Envueltos como estamos en la discusión de la inminente reforma al Poder Judicial, un tema de crucial importancia para el futuro de nuestra democracia, hemos pasado por alto otra maniobra igualmente preocupante: la insistencia del presidente Andrés Manuel López Obrador en ampliar el catálogo de delitos que ameritan prisión preventiva oficiosa. Esta propuesta, que hasta ahora no ha atraído la atención de la opinión pública, merece un escrutinio más detallado.
En febrero pasado, AMLO envió al Congreso un proyecto de reforma al artículo 19 de la Constitución que busca establecer la prisión preventiva oficiosa para una lista alarmantemente extensa de delitos. Entre estos se incluyen la extorsión, el narcomenudeo, delitos relacionados con la producción y distribución de drogas sintéticas como el fentanilo y sus derivados, defraudación fiscal, contrabando, y la expedición, enajenación, compra o adquisición de comprobantes fiscales (incluidas facturas) que amparen operaciones inexistentes, falsas o actos jurídicos simulados. Esta propuesta, de ser aprobada, representará una expansión sin precedentes del poder punitivo del Estado, con consecuencias potencialmente devastadoras para las libertades individuales y el debido proceso.
El presidente saliente cree y quiere hacernos creer que la prisión preventiva oficiosa para quienes sean sospechosos de cometer uno de estos delitos es la panacea para los males sociales.
Esta tendencia refleja una filosofía muy alejada del humanismo en que dice creer porque privilegia el castigo sobre la prevención, y la represión sobre la educación. AMLO quiere que creamos que ampliar el catálogo de delitos mágicamente transformará nuestra sociedad en un bastión de seguridad y civismo. Una premisa tan atractiva como falaz.

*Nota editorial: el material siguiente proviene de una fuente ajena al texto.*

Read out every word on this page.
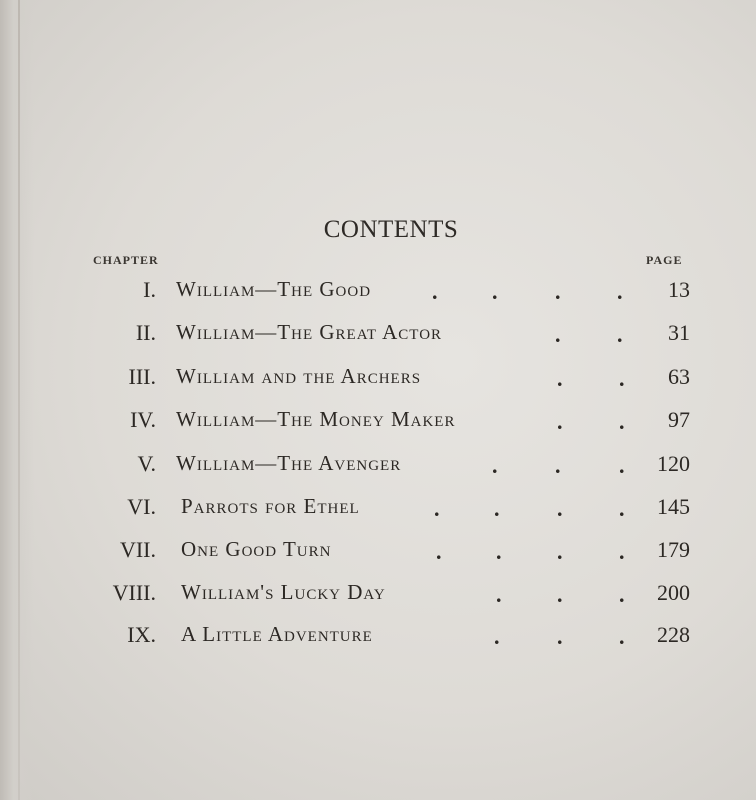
CONTENTS
CHAPTER	PAGE
I. William—The Good	. .	.	. 13
II. William—The Great Actor	.	. 31
III. William and the Archers	.	. 63
IV. William—The Money Maker	.	. 97
V. William—The Avenger	.	.	. 120
VI. Parrots for Ethel	. .	.	. 145
VII. One Good Turn	. .	.	. 179
VIII. William's Lucky Day	.	.	. 200
IX. A Little Adventure	.	.	. 228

El costo de esta expansión punitiva no es meramente económico, aunque el erario sin duda sentirá el peso de implementar y hacer cumplir estas nuevas disposiciones. El verdadero precio se pagará en el tejido social, en la sobrecarga de un sistema judicial ya colapsado, y en la erosión gradual de las libertades individuales.
Es irónico que, en un país donde priva la impunidad para delitos graves, la solución propuesta sea clasificar más delitos como graves. Es como intentar apagar un incendio añadiendo más gasolina, con la esperanza de que el fuego se extinga por saturación.
Castigar más delitos con la prisión preventiva oficiosa genera preguntas sobre los valores que como sociedad queremos promover. ¿Estamos realmente abordando problemas sociales complejos, o simplemente barriendo la complejidad bajo la alfombra del sistema penitenciario? La respuesta es tan evidente como inquietante.
En México, donde el límite entre lo legal y lo criminal se vuelve cada vez más difuso, cabe preguntarse si no está perdiéndose de vista el objetivo real: construir una sociedad más justa, equitativa y verdaderamente segura. Mientras tanto, los ciudadanos deberemos navegar con cautela este mar de nuevas prohibiciones, conscientes de que lo que hoy es cotidiano, mañana podría ser delictivo.
La ironía suprema es que, en el afán de AMLO por crear un país más seguro, se corre el riesgo de construir uno donde todos seamos potenciales delincuentes.